How could one small black piece of electronics cause so much trouble and be responsible for the death of her father, Kenzo Yamamoto and who knew who else? And now that she thought about it, Mr. De Witte seemed to have been very interested in the console, at one point during dinner asking Diane whether she had used it. She had said no, which was a lie but Mr. De Witte had given her this look like he didn’t believe her. And Fouler had looked on bemused, a pink strip of salmon disappearing into his mouth. He seemed to have the look of someone who knew it all and against her better judgment Diane found that she trusted him.

Tomorrow he was taking her to see this Inoue, the man who had created the console. She had asked Fouler how you could talk to someone in a coma and Fouler had smiled and said that there were ways and she would see tomorrow. Yet, Diane already knew that you could talk to the dead because at the Keio Plaza Hotel she had switched on the console out of sheer boredom and that Kenzo Yamamoto, the dead Yakuza, had spoken to her mumbling stuff about a company called Tokyu Nanotechnology Corp..

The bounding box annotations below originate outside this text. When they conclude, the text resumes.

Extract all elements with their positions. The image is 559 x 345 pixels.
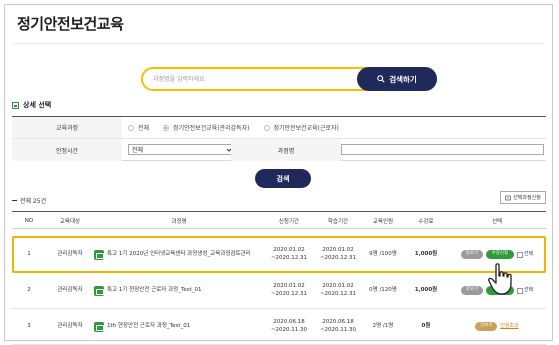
row-no: 2 <box>27 286 31 293</box>
row-fee: 1,000원 <box>414 286 438 293</box>
query-button[interactable]: 검색 <box>255 169 311 188</box>
section-heading-label: 상세 선택 <box>23 101 52 109</box>
total-count: 전체 25건 <box>12 196 46 205</box>
over-capacity-label: 인원초과 <box>500 323 519 330</box>
search-icon <box>377 75 385 83</box>
radio-worker[interactable]: 정기안전보건교육(근로자) <box>263 123 339 132</box>
search-bar: 검색하기 <box>141 67 437 91</box>
search-button[interactable]: 검색하기 <box>357 67 437 91</box>
filter-row-course: 교육과정 전체 정기안전보건교육(관리감독자) 정기안전보건교육(근로자) <box>12 117 546 139</box>
search-input[interactable] <box>153 72 353 86</box>
apply-selected-button[interactable]: 선택과정신청 <box>500 191 546 204</box>
course-name-input[interactable] <box>341 144 544 155</box>
header-apply-period: 신청기간 <box>278 218 300 225</box>
course-icon <box>94 285 104 296</box>
select-label: 선택 <box>523 287 534 294</box>
row-course: 특고 1기 현장안전 근로자 과정_Test_01 <box>94 273 264 308</box>
section-icon <box>12 101 19 109</box>
table-row: 2 관리감독자 특고 1기 현장안전 근로자 과정_Test_01 2020.0… <box>12 273 546 309</box>
row-target: 관리감독자 <box>57 322 83 329</box>
section-heading: 상세 선택 <box>12 100 51 110</box>
page-title: 정기안전보건교육 <box>17 15 124 33</box>
row-people: 2명 /1명 <box>372 322 394 329</box>
hand-pointer-icon <box>488 263 512 295</box>
search-button-label: 검색하기 <box>389 74 417 84</box>
radio-label: 정기안전보건교육(관리감독자) <box>173 125 250 132</box>
select-checkbox[interactable]: 선택 <box>517 287 533 294</box>
header-course: 과정명 <box>171 218 187 225</box>
row-fee: 0원 <box>421 322 431 329</box>
row-course-title[interactable]: 1th 현장안전 근로자 과정_Test_01 <box>107 323 190 330</box>
radio-dot <box>263 124 270 131</box>
row-apply-period: 2020.01.02 ~2020.12.31 <box>270 283 308 297</box>
row-no: 3 <box>27 322 31 329</box>
radio-all[interactable]: 전체 <box>128 123 149 132</box>
row-target: 관리감독자 <box>57 286 83 293</box>
row-highlight-box <box>12 236 546 273</box>
header-study-period: 학습기간 <box>327 218 349 225</box>
header-select: 선택 <box>491 218 503 225</box>
course-icon <box>94 321 104 332</box>
filter-label-course-name: 과정명 <box>231 139 341 161</box>
apply-cart-icon <box>505 195 512 200</box>
row-course: 1th 현장안전 근로자 과정_Test_01 <box>94 309 264 344</box>
row-people: 0명 /120명 <box>369 286 397 293</box>
filter-row-hours: 인정시간 전체 과정명 <box>12 139 546 161</box>
radio-label: 정기안전보건교육(근로자) <box>273 125 339 132</box>
table-row: 3 관리감독자 1th 현장안전 근로자 과정_Test_01 2020.06.… <box>12 309 546 345</box>
table-header: NO 교육대상 과정명 신청기간 학습기간 교육인원 수강료 선택 <box>12 211 546 229</box>
checkbox-icon <box>517 287 523 294</box>
filter-panel: 교육과정 전체 정기안전보건교육(관리감독자) 정기안전보건교육(근로자) 인정… <box>12 116 546 161</box>
filter-label-course: 교육과정 <box>12 117 122 138</box>
apply-selected-label: 선택과정신청 <box>513 195 541 201</box>
row-apply-period: 2020.06.18 ~2020.11.30 <box>270 319 308 333</box>
radio-dot <box>128 124 134 131</box>
hours-select-value: 전체 <box>132 147 144 154</box>
preview-button[interactable]: 맛보기 <box>475 322 498 331</box>
header-fee: 수강료 <box>418 218 434 225</box>
total-count-label: 전체 25건 <box>20 198 47 205</box>
radio-label: 전체 <box>138 125 150 132</box>
hours-select[interactable]: 전체 <box>128 144 236 155</box>
radio-dot-selected <box>163 124 170 131</box>
row-study-period: 2020.01.02 ~2020.12.31 <box>319 283 357 297</box>
preview-button[interactable]: 맛보기 <box>460 286 483 295</box>
header-people: 교육인원 <box>372 218 394 225</box>
radio-manager[interactable]: 정기안전보건교육(관리감독자) <box>163 123 250 132</box>
row-study-period: 2020.06.18 ~2020.11.30 <box>319 319 357 333</box>
course-radio-group: 전체 정기안전보건교육(관리감독자) 정기안전보건교육(근로자) <box>128 117 339 138</box>
header-target: 교육대상 <box>59 218 81 225</box>
row-actions: 맛보기 인원초과 <box>448 309 546 344</box>
total-dash <box>12 200 17 201</box>
filter-label-hours: 인정시간 <box>12 139 122 161</box>
row-course-title[interactable]: 특고 1기 현장안전 근로자 과정_Test_01 <box>107 287 202 294</box>
header-no: NO <box>24 217 34 224</box>
title-divider <box>13 43 544 44</box>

Diane thought about Mrs. De Witte, the elegant but always silent Japanese woman who was so totally subservient to her husband, just blending into the background like she was part of the furniture. Diane liked her, she had kind mournful eyes, but she promised herself to never let herself become like that. Life was for living even though she figured that Mrs. De Witte may not always have been as quiet as she was. She noticed that even though the Japanese lady barely ever joined in the dinner conversation that she never missed a beat.

If she told on De Witte, what would this do the family? She decided she’d stay quiet unless she absolutely had to. She liked Dante and his mother too much to undermine their father in that way and whatever he was up to, he did not have the console, she did. Diane Joplin was thinking of Kenzo Yamamoto’s console and its creator Akio Inoue when she drifted off to sleep for the second time.